Tom Wolfe once called the contemporary art world a “statusphere”. In parts, an observation that does great justice to the art world which, peacock-like, is prone to strut around and, on occasion, display its feathers. But also one that does immense disservice to the world of art.
Owner’s pride: Seth with the video artwork We all fall down by Priyanka Dasgupta at his Delhi office. Harikrishna Katragadda / Mint
Art is for public consumption. If art is a commentary on our times and its cultural bridesmaid, its supply must be unfettered. Unfortunately, that has not been the case. The world of art has over time become a game of manipulation and perception. And its unaffordability is the kernel of that perception.
The art world encourages that insularity. It has created corridors of power and control around it. Jeff Poe, a dealer, once said, “Quiet control, mediated by trust, is what the art world is all about.”
Some art has always been affordable. Affordability is a context not in terms of value alone but timing too. Ten years ago, Subodh Gupta was immensely affordable. Those who collected him then bought affordable art (it is another matter that to the posh Francois Pinault, Subodh may still well be quite affordable). I bought Bala at Rs40,000 some years ago. Ditto for a T.V. Santosh. I am always on the lookout for art that appeals to my commercial and aesthetic sensibilities.
I think Shreyas Karle is a very fine artist and I think he is commendably priced.
That is also my opinion of Sandip Pisalkar and Baptist Coelho. Even Prajjwal Choudhury. I am also of the firm opinion that great artists such as Seher Shah, too, are excellently priced.

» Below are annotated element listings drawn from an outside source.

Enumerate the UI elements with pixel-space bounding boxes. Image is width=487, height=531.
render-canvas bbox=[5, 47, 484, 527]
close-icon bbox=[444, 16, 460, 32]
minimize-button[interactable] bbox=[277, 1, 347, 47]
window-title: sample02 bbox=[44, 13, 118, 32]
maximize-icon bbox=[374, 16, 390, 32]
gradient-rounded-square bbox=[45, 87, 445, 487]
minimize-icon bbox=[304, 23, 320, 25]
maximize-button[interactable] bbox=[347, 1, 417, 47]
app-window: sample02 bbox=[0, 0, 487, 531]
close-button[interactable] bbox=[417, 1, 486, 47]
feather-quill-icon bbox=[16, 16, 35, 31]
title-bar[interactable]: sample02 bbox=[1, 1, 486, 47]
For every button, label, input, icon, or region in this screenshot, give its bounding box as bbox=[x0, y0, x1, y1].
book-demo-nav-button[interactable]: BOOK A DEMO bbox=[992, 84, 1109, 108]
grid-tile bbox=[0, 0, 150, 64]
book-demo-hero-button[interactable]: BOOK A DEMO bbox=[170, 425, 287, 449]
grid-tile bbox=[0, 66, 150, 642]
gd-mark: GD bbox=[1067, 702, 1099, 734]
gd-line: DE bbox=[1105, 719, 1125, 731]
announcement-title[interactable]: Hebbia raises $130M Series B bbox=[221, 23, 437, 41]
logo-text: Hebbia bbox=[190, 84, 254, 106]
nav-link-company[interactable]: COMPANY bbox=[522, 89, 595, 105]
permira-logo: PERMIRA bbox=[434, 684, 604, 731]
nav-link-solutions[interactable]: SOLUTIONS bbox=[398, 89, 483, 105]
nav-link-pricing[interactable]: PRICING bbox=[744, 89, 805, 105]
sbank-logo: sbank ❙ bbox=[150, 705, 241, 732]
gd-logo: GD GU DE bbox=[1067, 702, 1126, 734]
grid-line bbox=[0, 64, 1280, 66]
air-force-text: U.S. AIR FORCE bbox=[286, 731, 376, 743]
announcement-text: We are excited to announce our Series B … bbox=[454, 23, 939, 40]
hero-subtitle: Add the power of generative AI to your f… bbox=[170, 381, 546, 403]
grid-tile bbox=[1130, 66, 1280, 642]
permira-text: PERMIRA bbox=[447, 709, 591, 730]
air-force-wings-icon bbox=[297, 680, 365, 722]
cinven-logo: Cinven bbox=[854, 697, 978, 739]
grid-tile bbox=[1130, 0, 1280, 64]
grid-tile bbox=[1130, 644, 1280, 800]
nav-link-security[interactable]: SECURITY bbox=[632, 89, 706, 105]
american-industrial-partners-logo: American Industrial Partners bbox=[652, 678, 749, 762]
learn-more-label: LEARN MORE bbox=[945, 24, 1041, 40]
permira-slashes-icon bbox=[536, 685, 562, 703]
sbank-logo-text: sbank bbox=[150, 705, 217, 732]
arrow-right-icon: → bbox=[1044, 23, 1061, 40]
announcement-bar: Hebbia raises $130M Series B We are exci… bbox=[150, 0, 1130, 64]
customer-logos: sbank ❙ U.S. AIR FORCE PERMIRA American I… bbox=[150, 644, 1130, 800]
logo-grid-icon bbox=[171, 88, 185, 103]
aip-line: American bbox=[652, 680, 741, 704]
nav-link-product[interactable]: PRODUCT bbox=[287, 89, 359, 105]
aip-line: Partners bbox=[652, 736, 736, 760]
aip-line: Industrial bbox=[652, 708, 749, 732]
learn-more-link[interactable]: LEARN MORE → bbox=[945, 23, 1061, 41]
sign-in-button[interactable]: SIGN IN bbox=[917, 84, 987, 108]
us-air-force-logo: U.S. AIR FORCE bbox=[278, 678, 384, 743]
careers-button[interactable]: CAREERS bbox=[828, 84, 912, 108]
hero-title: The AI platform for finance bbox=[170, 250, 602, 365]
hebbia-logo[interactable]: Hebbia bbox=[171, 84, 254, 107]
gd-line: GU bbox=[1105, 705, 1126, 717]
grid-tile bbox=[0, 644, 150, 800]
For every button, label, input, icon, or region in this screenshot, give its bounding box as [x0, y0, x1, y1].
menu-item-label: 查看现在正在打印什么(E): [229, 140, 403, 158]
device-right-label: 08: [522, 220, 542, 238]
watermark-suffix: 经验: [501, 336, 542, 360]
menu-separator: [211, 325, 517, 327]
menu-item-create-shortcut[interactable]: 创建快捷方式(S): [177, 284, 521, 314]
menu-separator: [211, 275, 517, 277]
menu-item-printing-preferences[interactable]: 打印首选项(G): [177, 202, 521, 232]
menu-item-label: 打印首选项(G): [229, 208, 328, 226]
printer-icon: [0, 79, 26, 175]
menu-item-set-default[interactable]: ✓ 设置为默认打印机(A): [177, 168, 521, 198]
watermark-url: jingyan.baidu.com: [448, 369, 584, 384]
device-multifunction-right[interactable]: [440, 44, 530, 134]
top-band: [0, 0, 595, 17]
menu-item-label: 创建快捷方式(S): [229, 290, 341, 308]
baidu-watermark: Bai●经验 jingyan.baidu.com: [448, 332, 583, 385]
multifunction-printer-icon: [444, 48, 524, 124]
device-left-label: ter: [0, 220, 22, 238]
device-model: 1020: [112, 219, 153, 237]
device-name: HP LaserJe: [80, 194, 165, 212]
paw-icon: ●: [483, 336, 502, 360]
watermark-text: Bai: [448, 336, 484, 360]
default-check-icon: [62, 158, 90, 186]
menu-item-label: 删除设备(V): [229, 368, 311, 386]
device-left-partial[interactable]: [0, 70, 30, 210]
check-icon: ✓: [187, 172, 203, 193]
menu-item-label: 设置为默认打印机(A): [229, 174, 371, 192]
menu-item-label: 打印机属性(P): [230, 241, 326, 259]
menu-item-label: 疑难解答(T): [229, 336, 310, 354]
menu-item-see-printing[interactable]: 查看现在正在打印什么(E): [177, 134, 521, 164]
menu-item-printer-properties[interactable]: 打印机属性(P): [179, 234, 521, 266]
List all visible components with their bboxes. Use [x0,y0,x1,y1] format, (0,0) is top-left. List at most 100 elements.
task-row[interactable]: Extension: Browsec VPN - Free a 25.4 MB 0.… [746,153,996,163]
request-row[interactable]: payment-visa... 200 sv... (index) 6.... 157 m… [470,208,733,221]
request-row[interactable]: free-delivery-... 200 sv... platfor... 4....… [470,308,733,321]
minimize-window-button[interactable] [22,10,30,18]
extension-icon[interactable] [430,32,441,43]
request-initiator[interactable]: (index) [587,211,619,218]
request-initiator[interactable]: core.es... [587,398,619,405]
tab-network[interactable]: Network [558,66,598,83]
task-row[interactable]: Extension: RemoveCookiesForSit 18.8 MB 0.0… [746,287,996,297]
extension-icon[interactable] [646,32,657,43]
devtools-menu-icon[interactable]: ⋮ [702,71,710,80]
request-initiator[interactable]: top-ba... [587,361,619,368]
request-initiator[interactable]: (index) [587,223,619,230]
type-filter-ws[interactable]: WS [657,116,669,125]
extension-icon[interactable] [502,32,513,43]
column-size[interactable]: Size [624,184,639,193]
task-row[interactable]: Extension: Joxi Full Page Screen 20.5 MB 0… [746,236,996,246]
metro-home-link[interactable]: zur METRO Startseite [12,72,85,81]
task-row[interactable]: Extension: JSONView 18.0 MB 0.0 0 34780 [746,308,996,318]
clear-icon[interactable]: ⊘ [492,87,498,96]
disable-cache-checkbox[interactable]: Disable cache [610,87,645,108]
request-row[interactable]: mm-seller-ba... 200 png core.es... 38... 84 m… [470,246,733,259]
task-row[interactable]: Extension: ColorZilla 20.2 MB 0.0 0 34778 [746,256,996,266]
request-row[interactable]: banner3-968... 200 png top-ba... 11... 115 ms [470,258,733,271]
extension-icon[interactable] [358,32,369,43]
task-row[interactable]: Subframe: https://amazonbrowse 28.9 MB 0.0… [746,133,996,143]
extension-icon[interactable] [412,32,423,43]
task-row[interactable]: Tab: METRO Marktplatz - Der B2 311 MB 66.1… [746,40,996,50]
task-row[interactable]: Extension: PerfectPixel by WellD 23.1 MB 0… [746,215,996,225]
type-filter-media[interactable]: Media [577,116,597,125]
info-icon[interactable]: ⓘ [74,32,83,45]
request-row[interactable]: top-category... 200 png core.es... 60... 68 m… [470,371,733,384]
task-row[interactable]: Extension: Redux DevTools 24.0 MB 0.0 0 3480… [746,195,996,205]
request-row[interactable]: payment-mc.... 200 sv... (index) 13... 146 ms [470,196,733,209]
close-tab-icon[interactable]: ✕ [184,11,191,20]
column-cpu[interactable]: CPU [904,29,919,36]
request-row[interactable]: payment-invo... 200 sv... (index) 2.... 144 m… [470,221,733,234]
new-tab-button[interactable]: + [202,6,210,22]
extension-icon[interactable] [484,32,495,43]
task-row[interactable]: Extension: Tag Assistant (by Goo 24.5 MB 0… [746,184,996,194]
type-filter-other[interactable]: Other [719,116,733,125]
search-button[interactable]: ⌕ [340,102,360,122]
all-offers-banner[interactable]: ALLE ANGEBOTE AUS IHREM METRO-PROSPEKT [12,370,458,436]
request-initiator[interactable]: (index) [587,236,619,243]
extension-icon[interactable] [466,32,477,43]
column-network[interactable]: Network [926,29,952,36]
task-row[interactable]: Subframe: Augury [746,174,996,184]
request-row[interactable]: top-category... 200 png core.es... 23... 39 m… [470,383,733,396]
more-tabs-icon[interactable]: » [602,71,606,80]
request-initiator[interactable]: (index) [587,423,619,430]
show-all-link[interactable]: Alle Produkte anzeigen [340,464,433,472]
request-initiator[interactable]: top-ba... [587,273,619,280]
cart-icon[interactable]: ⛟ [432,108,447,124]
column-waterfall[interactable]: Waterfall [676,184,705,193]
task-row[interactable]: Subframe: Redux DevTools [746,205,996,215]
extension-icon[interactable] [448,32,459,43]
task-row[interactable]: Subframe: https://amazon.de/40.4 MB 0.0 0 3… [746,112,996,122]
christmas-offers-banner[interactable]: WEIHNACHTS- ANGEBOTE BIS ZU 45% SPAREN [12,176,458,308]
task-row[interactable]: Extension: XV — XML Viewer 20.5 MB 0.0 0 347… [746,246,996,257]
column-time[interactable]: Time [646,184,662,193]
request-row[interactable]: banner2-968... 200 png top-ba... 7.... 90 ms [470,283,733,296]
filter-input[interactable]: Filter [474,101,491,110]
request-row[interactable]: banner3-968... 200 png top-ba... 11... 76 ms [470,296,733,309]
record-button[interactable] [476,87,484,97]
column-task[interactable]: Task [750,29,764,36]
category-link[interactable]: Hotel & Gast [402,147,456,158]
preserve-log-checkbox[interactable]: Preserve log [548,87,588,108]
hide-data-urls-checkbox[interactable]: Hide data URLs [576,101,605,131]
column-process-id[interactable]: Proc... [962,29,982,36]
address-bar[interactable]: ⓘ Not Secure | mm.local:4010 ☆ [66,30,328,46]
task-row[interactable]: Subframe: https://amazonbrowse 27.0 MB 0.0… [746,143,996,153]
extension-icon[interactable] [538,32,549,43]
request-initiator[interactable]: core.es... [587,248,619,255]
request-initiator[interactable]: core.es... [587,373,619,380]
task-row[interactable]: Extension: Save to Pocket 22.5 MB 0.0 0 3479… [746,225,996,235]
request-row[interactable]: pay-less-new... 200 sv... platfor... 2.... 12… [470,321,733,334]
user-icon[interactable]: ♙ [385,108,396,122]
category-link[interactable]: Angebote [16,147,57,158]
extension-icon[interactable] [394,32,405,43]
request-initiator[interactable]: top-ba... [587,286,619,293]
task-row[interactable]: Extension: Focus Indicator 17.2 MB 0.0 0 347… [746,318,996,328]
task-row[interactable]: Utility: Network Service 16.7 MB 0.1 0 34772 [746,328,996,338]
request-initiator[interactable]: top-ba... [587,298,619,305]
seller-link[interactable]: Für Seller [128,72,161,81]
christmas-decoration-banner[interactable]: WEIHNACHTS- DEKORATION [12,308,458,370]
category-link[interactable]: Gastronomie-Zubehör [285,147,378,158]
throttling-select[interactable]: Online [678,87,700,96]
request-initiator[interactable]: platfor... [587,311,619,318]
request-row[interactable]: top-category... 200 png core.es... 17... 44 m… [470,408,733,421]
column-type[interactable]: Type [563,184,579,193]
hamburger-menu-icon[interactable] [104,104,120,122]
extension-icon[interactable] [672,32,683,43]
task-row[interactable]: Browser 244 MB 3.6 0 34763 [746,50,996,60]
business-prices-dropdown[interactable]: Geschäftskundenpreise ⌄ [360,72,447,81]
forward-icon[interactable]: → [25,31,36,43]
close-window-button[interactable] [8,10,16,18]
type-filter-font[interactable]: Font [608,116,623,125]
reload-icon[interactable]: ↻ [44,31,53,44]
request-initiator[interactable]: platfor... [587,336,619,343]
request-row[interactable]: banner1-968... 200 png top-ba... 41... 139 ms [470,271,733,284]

It really depends upon the size of the work and the medium employed. Photographic work, which also appeals to me, is still right priced. Take Yamini Nayar, for instance. Even Annu Mathew. Or Swapan Parekh.
New media (sound, video and interactive work) may well be considered affordable today. But for me, it’s not about the value of the work as (much as) it is about the timing. It’s more about encouraging gallerists and artists to push the envelope.
And here is where I think credit must be given where it is due. The gallerist is no longer garrulous (the odd rotten apples will always be part of this happy harvest). Equally so, the artist is no longer rigid. Is it because of the downturn? I think not.
I personally believe that the artist, the gallerist, the dealer and buyers are sitting together around the table of brotherhood drinking the house wine rather than the Mouton Rothschild 2005. I think artists and gallerists want their work to go to more and more homes. And this is what makes it a wonderful time for those with the humblest of budgets to commence their march into the arena of art.
On my part, I always encourage colleagues and friends to invest in art. And I always tell them that there is great art available at every budget. As the artist John Baldessari said: “You can’t use money as an index of quality. That is a fallacy. That will drive you crazy.”
Because you know what? There is such a heap of crap that sells at Rs15 lakh.
But that’s another piece.
Swapan Seth is managing partner, Henry S Clark, an art advisory and investment firm.